A Birthday Gift For The Baby Jesus
How Alcoholism is Healed
Eileen Renders
Drinking alcohol to excess can be a problem, for others, it is a disease known as Alcoholism. Studies have determined that this disease seems to run in families with a predisposition to becoming addicted. Many years ago, as a young child, I saw many men coming out from corner bars or Taverns and they would stagger and carry a strong smell of alcohol, I would cross the street as even at a tender young age, I feared them. In those days (the Forties) these bars had a side “Ladies entrance only where women could go in and make a purchase and then leave, they were not invited to sit at the bar itself.

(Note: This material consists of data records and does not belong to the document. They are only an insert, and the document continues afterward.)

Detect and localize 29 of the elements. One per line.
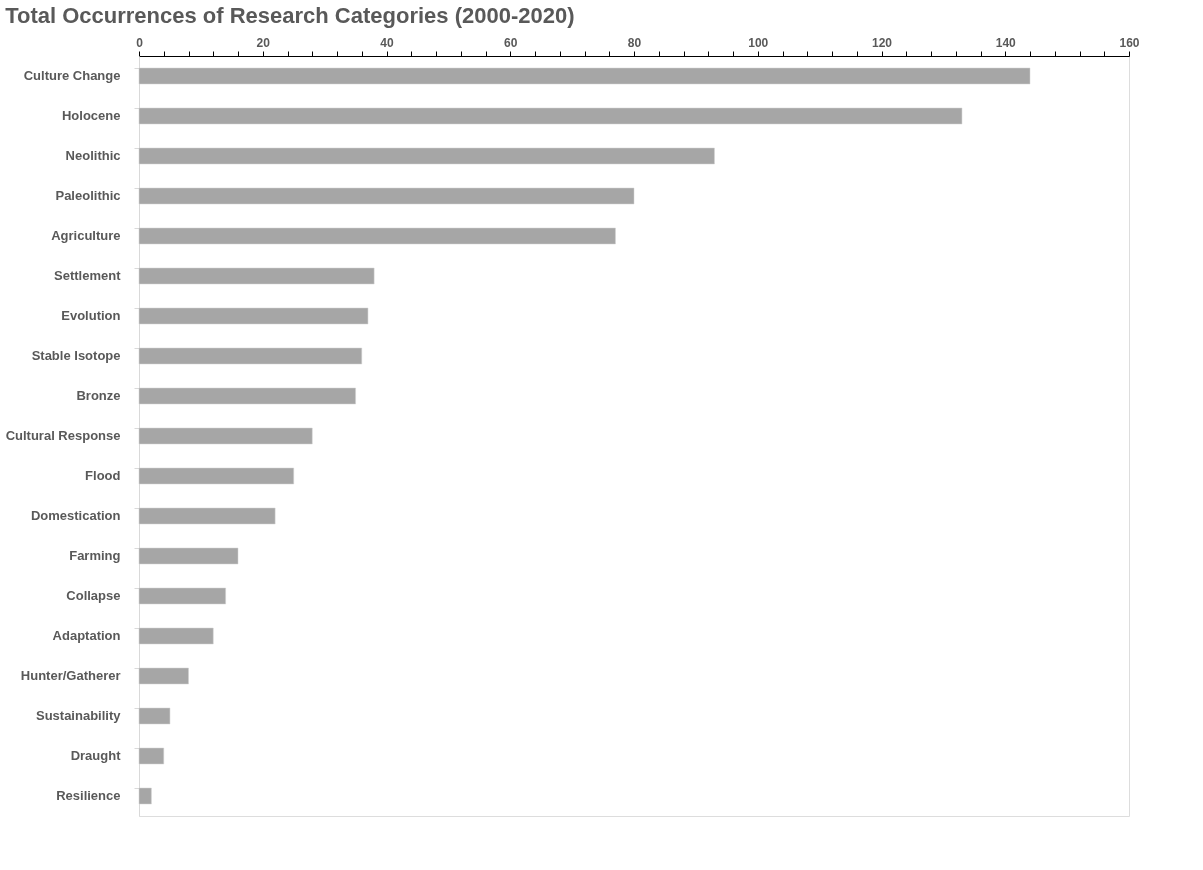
y-tick-label: Evolution [61, 308, 121, 323]
y-tick-label: Sustainability [35, 708, 122, 723]
x-tick-label: 140 [995, 35, 1017, 50]
y-tick-label: Farming [69, 548, 121, 563]
x-tick-label: 100 [748, 35, 769, 50]
y-tick-label: Bronze [76, 388, 121, 403]
x-tick-label: 60 [504, 35, 518, 50]
y-tick-label: Hunter/Gatherer [20, 668, 121, 683]
y-tick-label: Collapse [66, 588, 121, 603]
x-tick-label: 80 [627, 35, 642, 50]
x-tick-label: 20 [256, 35, 271, 50]
y-tick-label: Holocene [61, 108, 121, 123]
x-tick-label: 0 [136, 35, 144, 50]
y-tick-label: Paleolithic [55, 188, 121, 203]
x-tick-label: 120 [871, 35, 893, 50]
y-tick-label: Stable Isotope [31, 348, 121, 363]
x-tick-label: 160 [1119, 35, 1140, 50]
y-tick-label: Adaptation [52, 628, 121, 643]
y-tick-label: Neolithic [65, 148, 121, 163]
y-tick-label: Culture Change [23, 68, 121, 83]
y-tick-label: Resilience [56, 788, 121, 803]
y-tick-label: Flood [85, 468, 121, 483]
y-tick-label: Draught [70, 748, 122, 763]
y-tick-label: Domestication [30, 508, 121, 523]
y-tick-label: Settlement [54, 268, 122, 283]
y-tick-label: Agriculture [51, 228, 121, 243]
y-tick-label: Cultural Response [5, 428, 121, 443]
x-tick-label: 40 [380, 35, 394, 50]
chart-title: Total Occurrences of Research Categories (2000-2020) [5, 3, 575, 28]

There weren’t many cars, and thank God not much driving back then so walkers were a little safer than today crossing a street. This type of drug addiction (yes alcohol is a drug as it anesthetizes) became the cause of many families arguing and even divorce. And in the lower-income neighborhoods, there was not much else to do, no Parks, No Museums nearby, and many families did not even own a Television set. Therefore, after a hard day at work, men met and drank at the corner bar. Having been born in the Depression era, and part of a large Catholic family, we lived in a lower-income neighborhood. Yet I would never change that if I could. I learned much through experience.
What I learned about alcoholics follows; It is not smart to argue with an intoxicated person, and these people becoming addicted to alcohol have lost much control over their words and actions.
Moving forward, I attended an Association known as Alanon. This is for families, friends, and spouses of an alcoholic. It helps them to understand and support the individual in their family or life who is an alcoholic. The alcoholic, however, is the only person who can help themselves, and usually only through Alcoholics Anonymous (AA).
More importantly, it is a disease that only one healer can address, and that is God! Learning the Ten Step Program that alcoholics must adhere to in order to attain sobriety is as follows;
1. We admitted we were powerless over alcohol, and that our lives had become unmanageable.
2. Came to believe that a Power greater than ourselves could restore us to sanity.
3. Made a decision to turn our will and our lives over to the care of God as we understood Him.
4. Made a searching and fearless moral inventory of ourselves.
5. Admitted to God, to ourselves, and to another human being the exact nature of our wrongs.
5. We were entirely ready to have God remove all these defects of character.
7. Humbly asked Him to remove our shortcomings.
8. Made a list of all persons we had harmed, and became willing to make amends to all.
9. Made direct amends to such people wherever possible, except when to do so would injure them or others.
10. Continued to take personal inventory and when we were wrong promptly admitted it.
As family members, spouses, children, relatives, or friends, we can only love, support and pray for them.